How can you trust a disk to write data?

It’s generally true that the closer you get to the hardware, the further you get from reality. Not only can you see that in M1 cores and their performance, but it’s a good rule when it comes to storage.

As soon as I got my first M1 Macs I ran readily available disk benchmark tests on them, to compare the speeds of their internal SSD with that in my iMac Pro. Some of those results suggested ridiculously high transfer rates of nearly 20 GB/s which appeared to be the result of caching. In other words, the test was being tricked by the SSD to measure not the rate at which it could write data to the disk, but just to transfer the data to its high-speed cache memory, with the write itself occurring some time later, more slowly.

After a lot of experimentation and testing, I came up with my own benchmarking app, Stibium, which has since given reasonably reliable results on a wide range of SSDs.

The problem of caching and disk performance has recently reappeared on M1 Macs, this time in the development of Asahi Linux. Because this runs native on M1 models and not in a virtual machine, it has to do much of its own driving, for which Hector Martin and his team are delving deep into Apple’s hardware. This led to what appeared to be concerns about trade-offs made between performance and data integrity, but in the end may come back to that old issue of caches/buffers and their flushing, and disks which don’t exactly tell the truth.

Flushing writes to disk

macOS has two low-level ways of flushing disk writes: fsync() and the F_FULLFSYNC command in fcntl(). The great majority of apps don’t go anywhere near that level, though, and leave it up to macOS to decide what to do. Choice is important, as they work very differently. fsync() causes all modified data and metadata of a file to be moved to the disk, and it flushes that from the computer. However, the disk itself may leave that data in its own buffers for some time before writing it to storage in slower time. F_FULLFSYNC does the same thing, but then asks the disk to flush all its own buffers and write the data to its storage.

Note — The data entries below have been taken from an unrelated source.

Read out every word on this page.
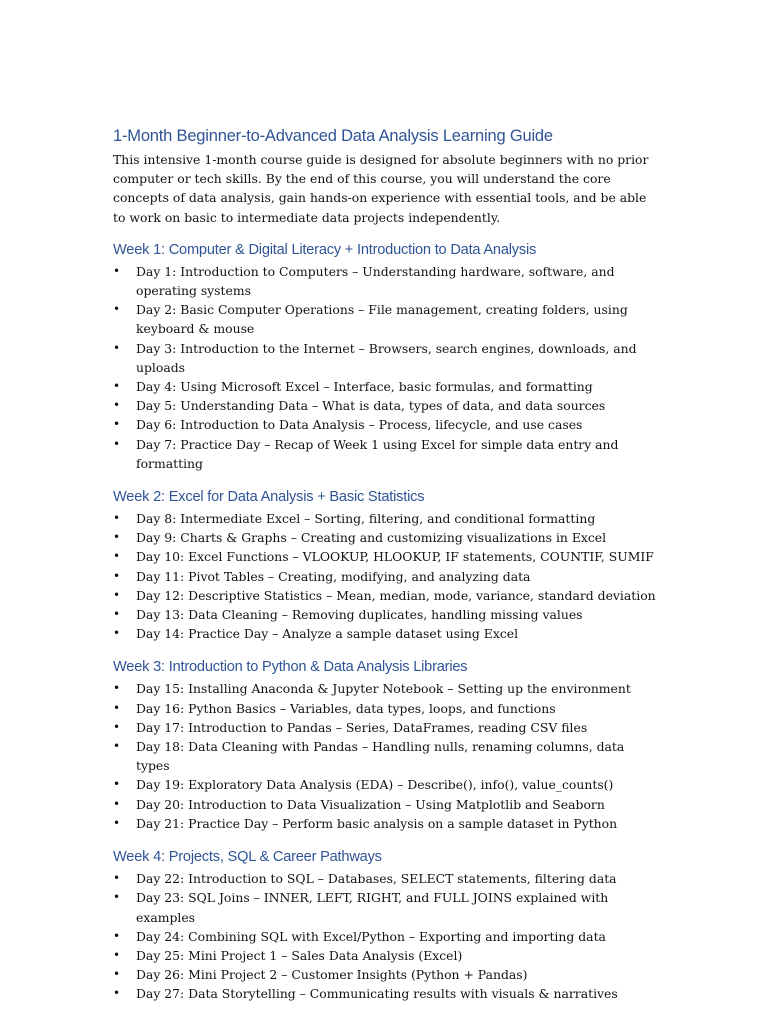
1-Month Beginner-to-Advanced Data Analysis Learning Guide

This intensive 1-month course guide is designed for absolute beginners with no prior computer or tech skills. By the end of this course, you will understand the core concepts of data analysis, gain hands-on experience with essential tools, and be able to work on basic to intermediate data projects independently.

Week 1: Computer & Digital Literacy + Introduction to Data Analysis
• Day 1: Introduction to Computers – Understanding hardware, software, and operating systems
• Day 2: Basic Computer Operations – File management, creating folders, using keyboard & mouse
• Day 3: Introduction to the Internet – Browsers, search engines, downloads, and uploads
• Day 4: Using Microsoft Excel – Interface, basic formulas, and formatting
• Day 5: Understanding Data – What is data, types of data, and data sources
• Day 6: Introduction to Data Analysis – Process, lifecycle, and use cases
• Day 7: Practice Day – Recap of Week 1 using Excel for simple data entry and formatting
Week 2: Excel for Data Analysis + Basic Statistics
• Day 8: Intermediate Excel – Sorting, filtering, and conditional formatting
• Day 9: Charts & Graphs – Creating and customizing visualizations in Excel
• Day 10: Excel Functions – VLOOKUP, HLOOKUP, IF statements, COUNTIF, SUMIF
• Day 11: Pivot Tables – Creating, modifying, and analyzing data
• Day 12: Descriptive Statistics – Mean, median, mode, variance, standard deviation
• Day 13: Data Cleaning – Removing duplicates, handling missing values
• Day 14: Practice Day – Analyze a sample dataset using Excel
Week 3: Introduction to Python & Data Analysis Libraries
• Day 15: Installing Anaconda & Jupyter Notebook – Setting up the environment
• Day 16: Python Basics – Variables, data types, loops, and functions
• Day 17: Introduction to Pandas – Series, DataFrames, reading CSV files
• Day 18: Data Cleaning with Pandas – Handling nulls, renaming columns, data types
• Day 19: Exploratory Data Analysis (EDA) – Describe(), info(), value_counts()
• Day 20: Introduction to Data Visualization – Using Matplotlib and Seaborn
• Day 21: Practice Day – Perform basic analysis on a sample dataset in Python
Week 4: Projects, SQL & Career Pathways
• Day 22: Introduction to SQL – Databases, SELECT statements, filtering data
• Day 23: SQL Joins – INNER, LEFT, RIGHT, and FULL JOINS explained with examples
• Day 24: Combining SQL with Excel/Python – Exporting and importing data
• Day 25: Mini Project 1 – Sales Data Analysis (Excel)
• Day 26: Mini Project 2 – Customer Insights (Python + Pandas)
• Day 27: Data Storytelling – Communicating results with visuals & narratives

When a disk does what the command asks for, F_FULLFSYNC is usually much slower than fsync(), as you would expect. If you were to believe that fsync() worked the same as F_FULLFSYNC, you could be badly misled on the true performance of a disk. Additionally, if a disk were to ignore the request to flush its buffers on F_FULLFSYNC, it would appear significantly faster than another disk which complied. Intriguingly, Apple’s man page for the latter command states that “certain FireWire drives have also been known to ignore the request to flush their buffered data”.

File system reliability

This isn’t just about performance and marketing of disks, though, as flushing behaviour is of crucial importance to file systems, databases, and reliability, as examined in this paper.

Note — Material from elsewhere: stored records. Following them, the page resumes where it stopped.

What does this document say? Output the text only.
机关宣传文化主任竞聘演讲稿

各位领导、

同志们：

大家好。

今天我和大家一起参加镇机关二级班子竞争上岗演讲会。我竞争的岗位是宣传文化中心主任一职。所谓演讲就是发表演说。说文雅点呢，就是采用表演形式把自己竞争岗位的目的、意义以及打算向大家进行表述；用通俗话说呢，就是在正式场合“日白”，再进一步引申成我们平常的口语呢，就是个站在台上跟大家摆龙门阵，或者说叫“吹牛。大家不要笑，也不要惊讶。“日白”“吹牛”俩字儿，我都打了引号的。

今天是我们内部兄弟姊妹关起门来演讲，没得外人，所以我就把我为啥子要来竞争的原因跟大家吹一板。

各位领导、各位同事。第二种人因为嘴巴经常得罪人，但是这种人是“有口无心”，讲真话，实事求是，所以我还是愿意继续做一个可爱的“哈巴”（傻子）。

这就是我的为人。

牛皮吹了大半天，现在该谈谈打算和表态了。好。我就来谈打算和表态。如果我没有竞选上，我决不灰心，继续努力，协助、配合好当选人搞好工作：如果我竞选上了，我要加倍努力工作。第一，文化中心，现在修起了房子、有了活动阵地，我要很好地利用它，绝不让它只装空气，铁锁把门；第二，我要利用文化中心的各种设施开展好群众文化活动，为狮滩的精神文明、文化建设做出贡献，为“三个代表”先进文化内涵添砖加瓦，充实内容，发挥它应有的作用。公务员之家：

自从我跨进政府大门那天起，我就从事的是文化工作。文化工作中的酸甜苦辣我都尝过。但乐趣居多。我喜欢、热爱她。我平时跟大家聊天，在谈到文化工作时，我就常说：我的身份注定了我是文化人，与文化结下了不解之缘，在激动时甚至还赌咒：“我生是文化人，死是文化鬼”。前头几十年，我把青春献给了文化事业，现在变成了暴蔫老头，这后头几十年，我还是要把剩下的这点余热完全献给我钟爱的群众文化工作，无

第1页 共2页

A simple example is what happens if a disk suddenly loses power. If changes to the file system have been flushed to the disk using fsync(), the disk may well still have those in its buffer. APFS uses copy-on-write to ensure that sudden disaster shouldn’t cause a problem in its file system data, by writing the new data before deleting the old. As disk buffers can be emptied out of order, it’s possible that at the moment of power loss the deletion has been performed before the new data has been written from the buffer, or that later new data has been written out of order. As Apple’s documentation for fsync() states: “This is not a theoretical edge case. This scenario is easily reproduced with real world workloads and drive power failures.”

That’s why macOS has F_FULLFSYNC, and why it’s implemented on the major file systems it supports, HFS+, FAT, UDF and APFS, according to its man page.


There’s another important piece of information which has immediate relevance to Mac users. If you turn to Apple’s old Time Machine over SMB Specification, you’ll see a whole section about F_FULLFSYNC, which states that “this command is issued by the Time Machine client at periodic checkpoints to ensure that data corruption does not occur in the backup.” Presumably that’s also true when Time Machine makes backups to local storage. If so it reassures us that it goes out of its way to prevent corrupted backups, and, given the performance hit of F_FULLFSYNC even on fast local storage, explains why making backups can be slower than you’d wish.


Caching behaviour of disks can be obvious when you’re trying to measure their performance, and can result in deceptively high transfer rates. It becomes most important when you need reliability, so macOS ensures that writes to disk are properly flushed when needed in APFS, HFS+, FAT and UDF. They also occur periodically when Time Machine is writing its backups, to protect them from corruption.

I’m very grateful to @rosyna, @janl and @evntdrvn for providing all the clues; however, any errors are mine alone.